This repo is intended for instructors or for self-directed students to generate materials for the workshop.
- Download the repo.
- Start a new project in RStudio: File > New Project... then New Directory, name the project (suggestion: RTraining) and save somewhere on your computer
- Open the script
00_r_project_setup.R
and run it. This will make a standardised directory structure in your project folder. - Next, open
01_simulate_data.R
and run that. This will generate a series of data files to use in the workshop. They are saved inOutput/Data/
These steps will help you to familiarise yourself with the directory structure used in the workshop. You can, skip straight from step 1 to using the zip file of example data, Data.zip
Assuming all participants bring their own laptops, let them know that they meed to download and install R and RStudio ahead of the workshop. Any installation of packages can be done during the session.
The files you generated above need to be made available to the participants. Suggestion: make a compressed archive (zip) and send to the students prior to or during the workshop. They will also need the scripts 00_r_project_setup.R
and 02_training.R
, so distribute these at the same time.
Three concepts need to be introduced:
Emphasise reproducibility, automation, and publication-quality graphics.

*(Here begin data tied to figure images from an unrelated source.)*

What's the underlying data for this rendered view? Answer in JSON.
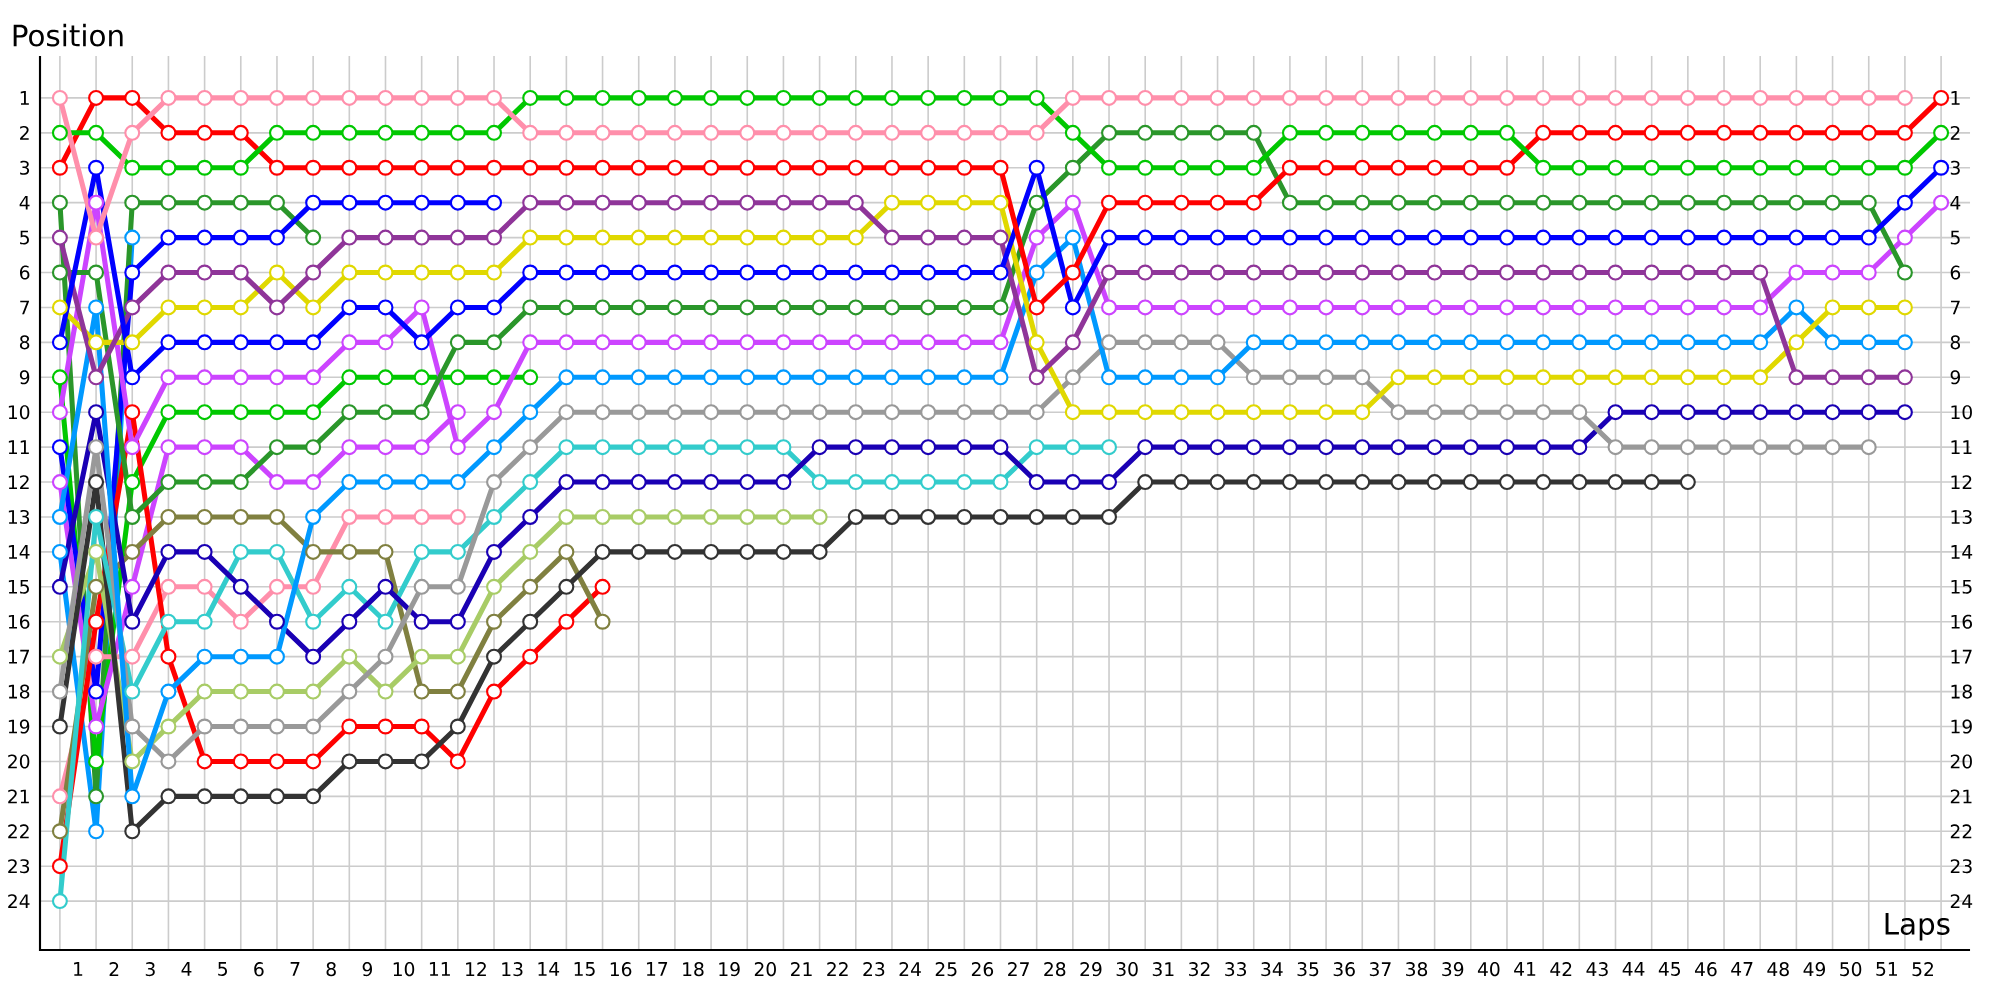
{
  "chart_data": {
    "type": "line",
    "xlabel": "Laps",
    "ylabel": "Position",
    "x": [
      0,
      1,
      2,
      3,
      4,
      5,
      6,
      7,
      8,
      9,
      10,
      11,
      12,
      13,
      14,
      15,
      16,
      17,
      18,
      19,
      20,
      21,
      22,
      23,
      24,
      25,
      26,
      27,
      28,
      29,
      30,
      31,
      32,
      33,
      34,
      35,
      36,
      37,
      38,
      39,
      40,
      41,
      42,
      43,
      44,
      45,
      46,
      47,
      48,
      49,
      50,
      51,
      52
    ],
    "xlim": [
      -0.55,
      52.8
    ],
    "ylim": [
      25.4,
      -0.2
    ],
    "y2lim": [
      25.4,
      -0.2
    ],
    "xticks": [
      {
        "value": 0,
        "label": null
      },
      {
        "value": 1,
        "label": null
      },
      {
        "value": 2,
        "label": null
      },
      {
        "value": 3,
        "label": null
      },
      {
        "value": 4,
        "label": null
      },
      {
        "value": 5,
        "label": null
      },
      {
        "value": 6,
        "label": null
      },
      {
        "value": 7,
        "label": null
      },
      {
        "value": 8,
        "label": null
      },
      {
        "value": 9,
        "label": null
      },
      {
        "value": 10,
        "label": null
      },
      {
        "value": 11,
        "label": null
      },
      {
        "value": 12,
        "label": null
      },
      {
        "value": 13,
        "label": null
      },
      {
        "value": 14,
        "label": null
      },
      {
        "value": 15,
        "label": null
      },
      {
        "value": 16,
        "label": null
      },
      {
        "value": 17,
        "label": null
      },
      {
        "value": 18,
        "label": null
      },
      {
        "value": 19,
        "label": null
      },
      {
        "value": 20,
        "label": null
      },
      {
        "value": 21,
        "label": null
      },
      {
        "value": 22,
        "label": null
      },
      {
        "value": 23,
        "label": null
      },
      {
        "value": 24,
        "label": null
      },
      {
        "value": 25,
        "label": null
      },
      {
        "value": 26,
        "label": null
      },
      {
        "value": 27,
        "label": null
      },
      {
        "value": 28,
        "label": null
      },
      {
        "value": 29,
        "label": null
      },
      {
        "value": 30,
        "label": null
      },
      {
        "value": 31,
        "label": null
      },
      {
        "value": 32,
        "label": null
      },
      {
        "value": 33,
        "label": null
      },
      {
        "value": 34,
        "label": null
      },
      {
        "value": 35,
        "label": null
      },
      {
        "value": 36,
        "label": null
      },
      {
        "value": 37,
        "label": null
      },
      {
        "value": 38,
        "label": null
      },
      {
        "value": 39,
        "label": null
      },
      {
        "value": 40,
        "label": null
      },
      {
        "value": 41,
        "label": null
      },
      {
        "value": 42,
        "label": null
      },
      {
        "value": 43,
        "label": null
      },
      {
        "value": 44,
        "label": null
      },
      {
        "value": 45,
        "label": null
      },
      {
        "value": 46,
        "label": null
      },
      {
        "value": 47,
        "label": null
      },
      {
        "value": 48,
        "label": null
      },
      {
        "value": 49,
        "label": null
      },
      {
        "value": 50,
        "label": null
      },
      {
        "value": 51,
        "label": null
      },
      {
        "value": 52,
        "label": null
      },
      {
        "value": 0.5,
        "label": "1"
      },
      {
        "value": 1.5,
        "label": "2"
      },
      {
        "value": 2.5,
        "label": "3"
      },
      {
        "value": 3.5,
        "label": "4"
      },
      {
        "value": 4.5,
        "label": "5"
      },
      {
        "value": 5.5,
        "label": "6"
      },
      {
        "value": 6.5,
        "label": "7"
      },
      {
        "value": 7.5,
        "label": "8"
      },
      {
        "value": 8.5,
        "label": "9"
      },
      {
        "value": 9.5,
        "label": "10"
      },
      {
        "value": 10.5,
        "label": "11"
      },
      {
        "value": 11.5,
        "label": "12"
      },
      {
        "value": 12.5,
        "label": "13"
      },
      {
        "value": 13.5,
        "label": "14"
      },
      {
        "value": 14.5,
        "label": "15"
      },
      {
        "value": 15.5,
        "label": "16"
      },
      {
        "value": 16.5,
        "label": "17"
      },
      {
        "value": 17.5,
        "label": "18"
      },
      {
        "value": 18.5,
        "label": "19"
      },
      {
        "value": 19.5,
        "label": "20"
      },
      {
        "value": 20.5,
        "label": "21"
      },
      {
        "value": 21.5,
        "label": "22"
      },
      {
        "value": 22.5,
        "label": "23"
      },
      {
        "value": 23.5,
        "label": "24"
      },
      {
        "value": 24.5,
        "label": "25"
      },
      {
        "value": 25.5,
        "label": "26"
      },
      {
        "value": 26.5,
        "label": "27"
      },
      {
        "value": 27.5,
        "label": "28"
      },
      {
        "value": 28.5,
        "label": "29"
      },
      {
        "value": 29.5,
        "label": "30"
      },
      {
        "value": 30.5,
        "label": "31"
      },
      {
        "value": 31.5,
        "label": "32"
      },
      {
        "value": 32.5,
        "label": "33"
      },
      {
        "value": 33.5,
        "label": "34"
      },
      {
        "value": 34.5,
        "label": "35"
      },
      {
        "value": 35.5,
        "label": "36"
      },
      {
        "value": 36.5,
        "label": "37"
      },
      {
        "value": 37.5,
        "label": "38"
      },
      {
        "value": 38.5,
        "label": "39"
      },
      {
        "value": 39.5,
        "label": "40"
      },
      {
        "value": 40.5,
        "label": "41"
      },
      {
        "value": 41.5,
        "label": "42"
      },
      {
        "value": 42.5,
        "label": "43"
      },
      {
        "value": 43.5,
        "label": "44"
      },
      {
        "value": 44.5,
        "label": "45"
      },
      {
        "value": 45.5,
        "label": "46"
      },
      {
        "value": 46.5,
        "label": "47"
      },
      {
        "value": 47.5,
        "label": "48"
      },
      {
        "value": 48.5,
        "label": "49"
      },
      {
        "value": 49.5,
        "label": "50"
      },
      {
        "value": 50.5,
        "label": "51"
      },
      {
        "value": 51.5,
        "label": "52"
      }
    ],
    "yticks": [
      1,
      2,
      3,
      4,
      5,
      6,
      7,
      8,
      9,
      10,
      11,
      12,
      13,
      14,
      15,
      16,
      17,
      18,
      19,
      20,
      21,
      22,
      23,
      24
    ],
    "y2ticks": [
      1,
      2,
      3,
      4,
      5,
      6,
      7,
      8,
      9,
      10,
      11,
      12,
      13,
      14,
      15,
      16,
      17,
      18,
      19,
      20,
      21,
      22,
      23,
      24
    ],
    "grid": true,
    "marker": "circle",
    "series": [
      {
        "color": "#0099ff",
        "values": [
          14,
          22,
          5,
          null,
          null,
          null,
          null,
          null,
          null,
          null,
          null,
          null,
          null,
          null,
          null,
          null,
          null,
          null,
          null,
          null,
          null,
          null,
          null,
          null,
          null,
          null,
          null,
          null,
          null,
          null,
          null,
          null,
          null,
          null,
          null,
          null,
          null,
          null,
          null,
          null,
          null,
          null,
          null,
          null,
          null,
          null,
          null,
          null,
          null,
          null,
          null,
          null,
          null
        ]
      },
      {
        "color": "#2a962a",
        "values": [
          4,
          21,
          4,
          4,
          4,
          4,
          4,
          5,
          null,
          null,
          null,
          null,
          null,
          null,
          null,
          null,
          null,
          null,
          null,
          null,
          null,
          null,
          null,
          null,
          null,
          null,
          null,
          null,
          null,
          null,
          null,
          null,
          null,
          null,
          null,
          null,
          null,
          null,
          null,
          null,
          null,
          null,
          null,
          null,
          null,
          null,
          null,
          null,
          null,
          null,
          null,
          null,
          null
        ]
      },
      {
        "color": "#00c800",
        "values": [
          9,
          20,
          12,
          10,
          10,
          10,
          10,
          10,
          9,
          9,
          9,
          9,
          9,
          9,
          null,
          null,
          null,
          null,
          null,
          null,
          null,
          null,
          null,
          null,
          null,
          null,
          null,
          null,
          null,
          null,
          null,
          null,
          null,
          null,
          null,
          null,
          null,
          null,
          null,
          null,
          null,
          null,
          null,
          null,
          null,
          null,
          null,
          null,
          null,
          null,
          null,
          null,
          null
        ]
      },
      {
        "color": "#cc44ff",
        "values": [
          12,
          19,
          15,
          11,
          11,
          11,
          12,
          12,
          11,
          11,
          11,
          10,
          null,
          null,
          null,
          null,
          null,
          null,
          null,
          null,
          null,
          null,
          null,
          null,
          null,
          null,
          null,
          null,
          null,
          null,
          null,
          null,
          null,
          null,
          null,
          null,
          null,
          null,
          null,
          null,
          null,
          null,
          null,
          null,
          null,
          null,
          null,
          null,
          null,
          null,
          null,
          null,
          null
        ]
      },
      {
        "color": "#ff8fab",
        "values": [
          21,
          17,
          17,
          15,
          15,
          16,
          15,
          15,
          13,
          13,
          13,
          13,
          null,
          null,
          null,
          null,
          null,
          null,
          null,
          null,
          null,
          null,
          null,
          null,
          null,
          null,
          null,
          null,
          null,
          null,
          null,
          null,
          null,
          null,
          null,
          null,
          null,
          null,
          null,
          null,
          null,
          null,
          null,
          null,
          null,
          null,
          null,
          null,
          null,
          null,
          null,
          null,
          null
        ]
      },
      {
        "color": "#0000ff",
        "values": [
          11,
          18,
          6,
          5,
          5,
          5,
          5,
          4,
          4,
          4,
          4,
          4,
          4,
          null,
          null,
          null,
          null,
          null,
          null,
          null,
          null,
          null,
          null,
          null,
          null,
          null,
          null,
          null,
          null,
          null,
          null,
          null,
          null,
          null,
          null,
          null,
          null,
          null,
          null,
          null,
          null,
          null,
          null,
          null,
          null,
          null,
          null,
          null,
          null,
          null,
          null,
          null,
          null
        ]
      },
      {
        "color": "#ff0000",
        "values": [
          23,
          16,
          10,
          17,
          20,
          20,
          20,
          20,
          19,
          19,
          19,
          20,
          18,
          17,
          16,
          15,
          null,
          null,
          null,
          null,
          null,
          null,
          null,
          null,
          null,
          null,
          null,
          null,
          null,
          null,
          null,
          null,
          null,
          null,
          null,
          null,
          null,
          null,
          null,
          null,
          null,
          null,
          null,
          null,
          null,
          null,
          null,
          null,
          null,
          null,
          null,
          null,
          null
        ]
      },
      {
        "color": "#808040",
        "values": [
          22,
          15,
          14,
          13,
          13,
          13,
          13,
          14,
          14,
          14,
          18,
          18,
          16,
          15,
          14,
          16,
          null,
          null,
          null,
          null,
          null,
          null,
          null,
          null,
          null,
          null,
          null,
          null,
          null,
          null,
          null,
          null,
          null,
          null,
          null,
          null,
          null,
          null,
          null,
          null,
          null,
          null,
          null,
          null,
          null,
          null,
          null,
          null,
          null,
          null,
          null,
          null,
          null
        ]
      },
      {
        "color": "#a8cc66",
        "values": [
          17,
          14,
          20,
          19,
          18,
          18,
          18,
          18,
          17,
          18,
          17,
          17,
          15,
          14,
          13,
          13,
          13,
          13,
          13,
          13,
          13,
          13,
          null,
          null,
          null,
          null,
          null,
          null,
          null,
          null,
          null,
          null,
          null,
          null,
          null,
          null,
          null,
          null,
          null,
          null,
          null,
          null,
          null,
          null,
          null,
          null,
          null,
          null,
          null,
          null,
          null,
          null,
          null
        ]
      },
      {
        "color": "#333333",
        "values": [
          19,
          12,
          22,
          21,
          21,
          21,
          21,
          21,
          20,
          20,
          20,
          19,
          17,
          16,
          15,
          14,
          14,
          14,
          14,
          14,
          14,
          14,
          13,
          13,
          13,
          13,
          13,
          13,
          13,
          13,
          12,
          12,
          12,
          12,
          12,
          12,
          12,
          12,
          12,
          12,
          12,
          12,
          12,
          12,
          12,
          12,
          null,
          null,
          null,
          null,
          null,
          null,
          null
        ]
      },
      {
        "color": "#33cccc",
        "values": [
          24,
          13,
          18,
          16,
          16,
          14,
          14,
          16,
          15,
          16,
          14,
          14,
          13,
          12,
          11,
          11,
          11,
          11,
          11,
          11,
          11,
          12,
          12,
          12,
          12,
          12,
          12,
          11,
          11,
          11,
          null,
          null,
          null,
          null,
          null,
          null,
          null,
          null,
          null,
          null,
          null,
          null,
          null,
          null,
          null,
          null,
          null,
          null,
          null,
          null,
          null,
          null,
          null
        ]
      },
      {
        "color": "#1a00b4",
        "values": [
          15,
          10,
          16,
          14,
          14,
          15,
          16,
          17,
          16,
          15,
          16,
          16,
          14,
          13,
          12,
          12,
          12,
          12,
          12,
          12,
          12,
          11,
          11,
          11,
          11,
          11,
          11,
          12,
          12,
          12,
          11,
          11,
          11,
          11,
          11,
          11,
          11,
          11,
          11,
          11,
          11,
          11,
          11,
          10,
          10,
          10,
          10,
          10,
          10,
          10,
          10,
          10,
          null
        ]
      },
      {
        "color": "#999999",
        "values": [
          18,
          11,
          19,
          20,
          19,
          19,
          19,
          19,
          18,
          17,
          15,
          15,
          12,
          11,
          10,
          10,
          10,
          10,
          10,
          10,
          10,
          10,
          10,
          10,
          10,
          10,
          10,
          10,
          9,
          8,
          8,
          8,
          8,
          9,
          9,
          9,
          9,
          10,
          10,
          10,
          10,
          10,
          10,
          11,
          11,
          11,
          11,
          11,
          11,
          11,
          11,
          null,
          null
        ]
      },
      {
        "color": "#0099ff",
        "values": [
          13,
          7,
          21,
          18,
          17,
          17,
          17,
          13,
          12,
          12,
          12,
          12,
          11,
          10,
          9,
          9,
          9,
          9,
          9,
          9,
          9,
          9,
          9,
          9,
          9,
          9,
          9,
          6,
          5,
          9,
          9,
          9,
          9,
          8,
          8,
          8,
          8,
          8,
          8,
          8,
          8,
          8,
          8,
          8,
          8,
          8,
          8,
          8,
          7,
          8,
          8,
          8,
          null
        ]
      },
      {
        "color": "#cc44ff",
        "values": [
          10,
          4,
          11,
          9,
          9,
          9,
          9,
          9,
          8,
          8,
          7,
          11,
          10,
          8,
          8,
          8,
          8,
          8,
          8,
          8,
          8,
          8,
          8,
          8,
          8,
          8,
          8,
          5,
          4,
          7,
          7,
          7,
          7,
          7,
          7,
          7,
          7,
          7,
          7,
          7,
          7,
          7,
          7,
          7,
          7,
          7,
          7,
          7,
          6,
          6,
          6,
          5,
          4
        ]
      },
      {
        "color": "#2a962a",
        "values": [
          6,
          6,
          13,
          12,
          12,
          12,
          11,
          11,
          10,
          10,
          10,
          8,
          8,
          7,
          7,
          7,
          7,
          7,
          7,
          7,
          7,
          7,
          7,
          7,
          7,
          7,
          7,
          4,
          3,
          2,
          2,
          2,
          2,
          2,
          4,
          4,
          4,
          4,
          4,
          4,
          4,
          4,
          4,
          4,
          4,
          4,
          4,
          4,
          4,
          4,
          4,
          6,
          null
        ]
      },
      {
        "color": "#e0d800",
        "values": [
          7,
          8,
          8,
          7,
          7,
          7,
          6,
          7,
          6,
          6,
          6,
          6,
          6,
          5,
          5,
          5,
          5,
          5,
          5,
          5,
          5,
          5,
          5,
          4,
          4,
          4,
          4,
          8,
          10,
          10,
          10,
          10,
          10,
          10,
          10,
          10,
          10,
          9,
          9,
          9,
          9,
          9,
          9,
          9,
          9,
          9,
          9,
          9,
          8,
          7,
          7,
          7,
          null
        ]
      },
      {
        "color": "#8f3599",
        "values": [
          5,
          9,
          7,
          6,
          6,
          6,
          7,
          6,
          5,
          5,
          5,
          5,
          5,
          4,
          4,
          4,
          4,
          4,
          4,
          4,
          4,
          4,
          4,
          5,
          5,
          5,
          5,
          9,
          8,
          6,
          6,
          6,
          6,
          6,
          6,
          6,
          6,
          6,
          6,
          6,
          6,
          6,
          6,
          6,
          6,
          6,
          6,
          6,
          9,
          9,
          9,
          9,
          null
        ]
      },
      {
        "color": "#0000ff",
        "values": [
          8,
          3,
          9,
          8,
          8,
          8,
          8,
          8,
          7,
          7,
          8,
          7,
          7,
          6,
          6,
          6,
          6,
          6,
          6,
          6,
          6,
          6,
          6,
          6,
          6,
          6,
          6,
          3,
          7,
          5,
          5,
          5,
          5,
          5,
          5,
          5,
          5,
          5,
          5,
          5,
          5,
          5,
          5,
          5,
          5,
          5,
          5,
          5,
          5,
          5,
          5,
          4,
          3
        ]
      },
      {
        "color": "#ff0000",
        "values": [
          3,
          1,
          1,
          2,
          2,
          2,
          3,
          3,
          3,
          3,
          3,
          3,
          3,
          3,
          3,
          3,
          3,
          3,
          3,
          3,
          3,
          3,
          3,
          3,
          3,
          3,
          3,
          7,
          6,
          4,
          4,
          4,
          4,
          4,
          3,
          3,
          3,
          3,
          3,
          3,
          3,
          2,
          2,
          2,
          2,
          2,
          2,
          2,
          2,
          2,
          2,
          2,
          1
        ]
      },
      {
        "color": "#00c800",
        "values": [
          2,
          2,
          3,
          3,
          3,
          3,
          2,
          2,
          2,
          2,
          2,
          2,
          2,
          1,
          1,
          1,
          1,
          1,
          1,
          1,
          1,
          1,
          1,
          1,
          1,
          1,
          1,
          1,
          2,
          3,
          3,
          3,
          3,
          3,
          2,
          2,
          2,
          2,
          2,
          2,
          2,
          3,
          3,
          3,
          3,
          3,
          3,
          3,
          3,
          3,
          3,
          3,
          2
        ]
      },
      {
        "color": "#ff8fab",
        "values": [
          1,
          5,
          2,
          1,
          1,
          1,
          1,
          1,
          1,
          1,
          1,
          1,
          1,
          2,
          2,
          2,
          2,
          2,
          2,
          2,
          2,
          2,
          2,
          2,
          2,
          2,
          2,
          2,
          1,
          1,
          1,
          1,
          1,
          1,
          1,
          1,
          1,
          1,
          1,
          1,
          1,
          1,
          1,
          1,
          1,
          1,
          1,
          1,
          1,
          1,
          1,
          1,
          null
        ]
      }
    ]
  }
}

A typical experiment involves setting up cells, imaging them on the microscope, analysing the images in Fiji, and the output is plain text files, one for each image. To make a figure, we need to process all of these text files and turn them into publication-quality figures using R.
We need to:
- Read in the data
- Do some calculations or processing (optional)
- Make some plots
See here for more details.
Depending on the experience of the group, other concepts may need introducing: RStudio as an IDE (what the different panes are for), R as a language, scripting, 1-based vs 0-based languages.
Before we tackle steps 1-3, we have a step 0 which is to set up an R project to work reproducibly
- Start a new project in RStudio: File > New Project... then New Directory, name the project (suggestion: training_yymmdd) and save somewhere on your computer.
- Run the script
00_r_project_setup.R
or paste this gist into the console and press enter. - Using the course materials, move or copy the scripts into
Script/
and the data files intoData/
Key concept: a standardised directory structure within the R Project folder helps us to easily process data and save the outputs to a standardised place. We always use the R Project folder as our working directory. It makes the project portable and doesn't rely on paths to folders on a specific computer.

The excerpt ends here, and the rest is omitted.